Now, at last, a government admits that these allegations are true and intends to do something about it. This week the new National Service Framework for Older People (NSF) was launched as "an ongoing working document", according to John Hutton, the health minister, with a flurry of promises of new money to fund "these tough new national standards that will root out age discrimination".

It all sounds marvellous. Almost as marvellous as the original NHS promises, but I have to admit to some cynicism. Like so many government promises, this one seems a curate's egg. The good parts are very good; the admission that ageism exists is one hell of a first step. So is the work that is to be done on osteoporosis, the bone-crumbling disorder that afflicts three million people (mostly women) and which fills hospital beds with fracture cases, costs the country over £150m annually and causes 40 premature deaths a day.

There will also be special teams to deal with the prevention of falls, a major cause of aged illness, and extra work done for stroke sufferers. There'll be £120m to refurbish the old 30-plus bedded Nightingale wards into bays of four or six, to get rid of the mixed-sex arrangements that so many older people find distressing.

There will be fair shares of investment money into procedures older people need, such as cataract operations (70,000 in the next three years), hip and knee replacements (16,000 ditto), coronary artery clean-outs (3,000) and, according to the NHS plan, another 7,800 nurses, 2,500 therapists and 200 more consultants.

Sitting at the press launch of all these goodies, I found I had entered that last paragraph under the heading "pie-in-the-sky". It sounds great ­ but where are all these people coming from?

Many trusts are struggling with nurse shortages of between 12 to 16 per cent below establishment and no hope of recruiting replacements, because there aren't any available (though agencies seem to be doing quite well). As to the future, it appears that the number of applicants for training is diminishing. So it ain't about to get a lot better.

There is mention of "modern matrons" to provide "leadership" ­ although how they will be able do that to any effect isn't explained. Nor are we told how a new "Health and Social Care Partnership" will operate. At present, many old people find that they slip between NHS provision and social services support, because each section has its own budget and both sides jockey to make the other lot pay. Questions about whether there will be single-stream funding to close that net, as recommended by the Royal Commission on Elderly Care, still go unanswered.

Another omission is any mention of a quiet little scandal uncovered last year by the National Primary Care Research and Development Centre at Manchester University. They found that, in about a third of nursing homes, a fee is paid to GPs to care for the residents. This cost is inevitably passed on to the residents, so that in effect they pay for GP care that the rest of us get free on the NHS. This is appalling ageism.

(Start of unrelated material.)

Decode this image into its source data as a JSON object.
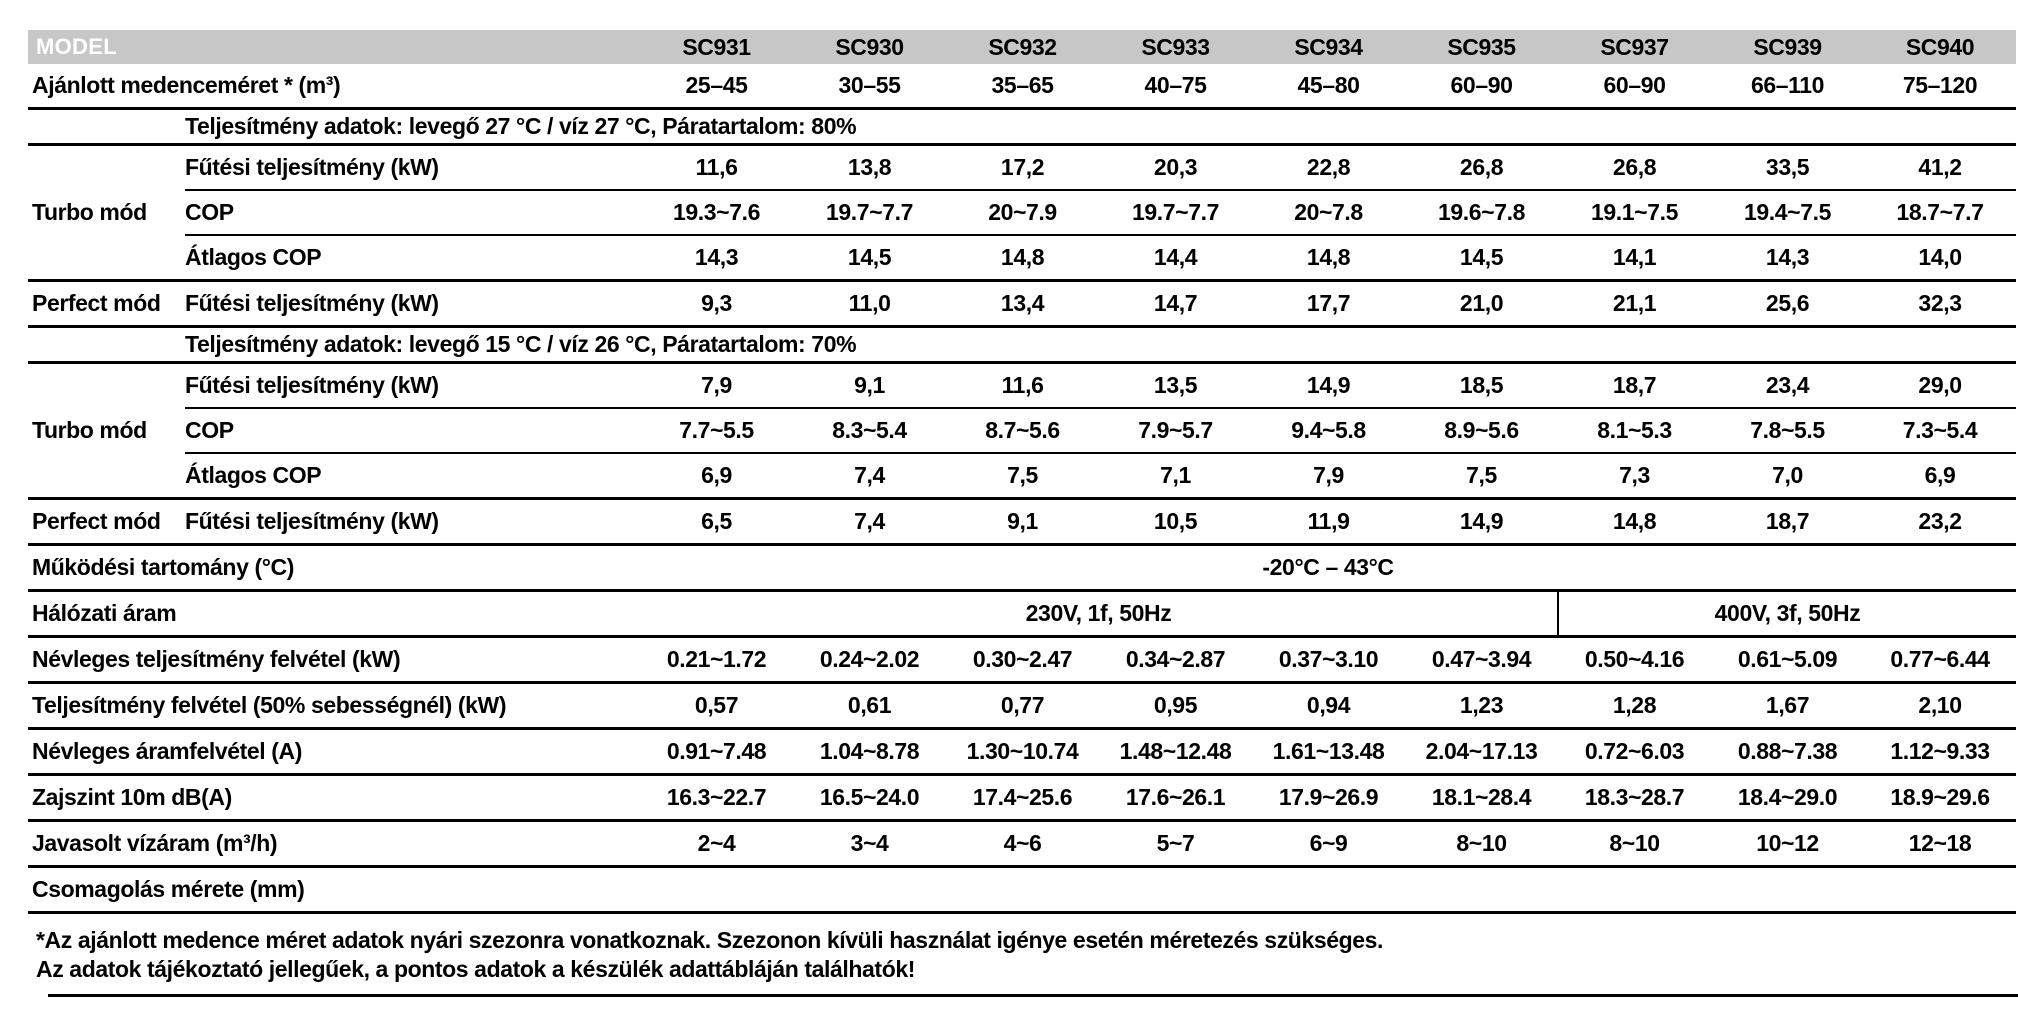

As Tessa Harding, head of policy at Help the Aged, says, "It's bad enough that older people in care homes are charged for the sort of personal care (washing, feeding, toileting) that hospital patients get free on the NHS. Now it turns out that some of them are also being charged for GP care. From all the Government says in the NSF about their rejection of ageism, this can't be acceptable to them."

So, as I say, a curate's egg. Well done for the good parts, but forgive me and my long memory of past failures if I wait a bit longer to produce hearty cheers. I've been here before.